In our series, we implanted the Artisan lens (model 205) retropupillary for surgical correction of aphakia. The refractive results of our patients were consistent with other groups implanting the Artisan in aphakic eyes.6,7,15 The mean preoperative SE was reduced from 5.01±6.21 D to −0.43±1.93 D postoperatively. We used an A-constant of 116.8 and the SRKII formula to calculate the IOL power instead of the manufacturer’s recommendation (115) which is for anterior chamber implantation. Postoperative BCVA improved in 22 of 31 patients. A total of two eyes achieved a final BCVA equal to that measured preoperatively, and only seven ended up with poorer BCVA.
If we consider only the patients without preoperative comorbidity, the BCVA improved in 13 of 17 patients (76%). Overall, this result agrees with the results from other studies.7,16,17 Peaked pupils were seen postoperatively in ten patients but none showed a pigment dispersion. Four patients showed an iris atrophy and one case had a retinal detachment. An elevated intraocular pressure was found in one case. The probability of a postoperative CME was examined by OCT. There was no CME observed postoperatively.
Postoperative endothelial loss is seen after all cataract surgery.18 No clinical sign of a corneal decompensation was detected in any patients of our study. Koss and Kohnen reported a cumulative endothelial cell loss of 10.5% in their study where an Artisan lens was implanted into the anterior chamber in aphakic eyes.19 Another study showed a cumulative endothelial loss of 10.9% in the first 3 years after Artisan IOL implantation.7 These two studies are not directly comparable to our study, because they implanted the Artisan IOL into the anterior chamber. Two main reasons for the endothelial loss after cataract surgery and especially after anterior chamber IOL implantation were claimed. First, there is the trauma during the surgical procedure and second, a mechanical irritation from an IOL placed too close to the corneal endothelium. Therefore implantation behind the iris plane may be safer. Koss and Kohnen observed significantly smaller anterior chamber depth in smaller eyes (<24 mm) than in larger eyes.19 Gicquel et al directly compared patients with implantation below the iris to patients with implantation in the anterior chamber and found a significant lower endothelial cell loss in patients with posterior chamber implantation.20
The main disadvantage of the Artisan-IOL implantation is the wound size.

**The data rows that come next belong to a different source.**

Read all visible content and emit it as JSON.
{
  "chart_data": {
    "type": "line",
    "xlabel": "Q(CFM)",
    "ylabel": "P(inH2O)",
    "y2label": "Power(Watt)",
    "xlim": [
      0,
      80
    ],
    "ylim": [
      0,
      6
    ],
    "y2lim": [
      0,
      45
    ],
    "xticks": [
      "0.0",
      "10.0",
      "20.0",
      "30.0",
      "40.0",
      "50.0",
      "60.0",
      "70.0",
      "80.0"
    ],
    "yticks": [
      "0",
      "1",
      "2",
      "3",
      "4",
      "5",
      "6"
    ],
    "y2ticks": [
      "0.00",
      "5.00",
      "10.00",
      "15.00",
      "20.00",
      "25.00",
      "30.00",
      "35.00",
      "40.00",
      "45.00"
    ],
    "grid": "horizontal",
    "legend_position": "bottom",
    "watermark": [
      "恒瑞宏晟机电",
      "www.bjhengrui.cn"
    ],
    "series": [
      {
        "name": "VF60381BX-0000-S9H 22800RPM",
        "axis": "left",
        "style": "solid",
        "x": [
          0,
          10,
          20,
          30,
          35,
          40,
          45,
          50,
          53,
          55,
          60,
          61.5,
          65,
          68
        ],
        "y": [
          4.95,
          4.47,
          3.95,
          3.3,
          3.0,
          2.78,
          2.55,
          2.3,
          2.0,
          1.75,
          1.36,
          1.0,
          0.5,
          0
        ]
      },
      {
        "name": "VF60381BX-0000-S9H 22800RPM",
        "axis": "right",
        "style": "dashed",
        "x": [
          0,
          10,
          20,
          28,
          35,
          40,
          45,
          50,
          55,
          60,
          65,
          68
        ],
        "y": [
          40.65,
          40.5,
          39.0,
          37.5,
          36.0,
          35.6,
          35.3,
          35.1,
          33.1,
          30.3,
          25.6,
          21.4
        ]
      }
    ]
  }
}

An incision of at least 5.4 mm is needed for the implantation because of the single-piece PMMA material of the lens. This can lead to increased astigmatism. The mean postoperative cylinder was −3.64±3.34 D in our study. The new Artiflex (Ophtec BV), which allows incisions of 2.75–3.20 mm, is able to reduce the astigmatism induced by the 5.4 mm incision.21 Another possible severe complication is the dislocation of the iris-claw lens into the vitreous cavity if the enclavation failed or there was inadequate tissue grasping with the haptic. We did not see this complication in our patients.
In conclusion, the presented long-term results demonstrate that retropupillary iris-claw lens implantation is a safe and effective method for the correction of aphakia in patients without capsule support. This surgical procedure has the advantages of a posterior chamber implantation with a low intraoperative and postoperative risk profile. Further studies are required to evaluate the endothelial cell loss in a long-term follow-up after retropupillary Artisan-IOL implantation.
The authors report no conflicts of interest in this work.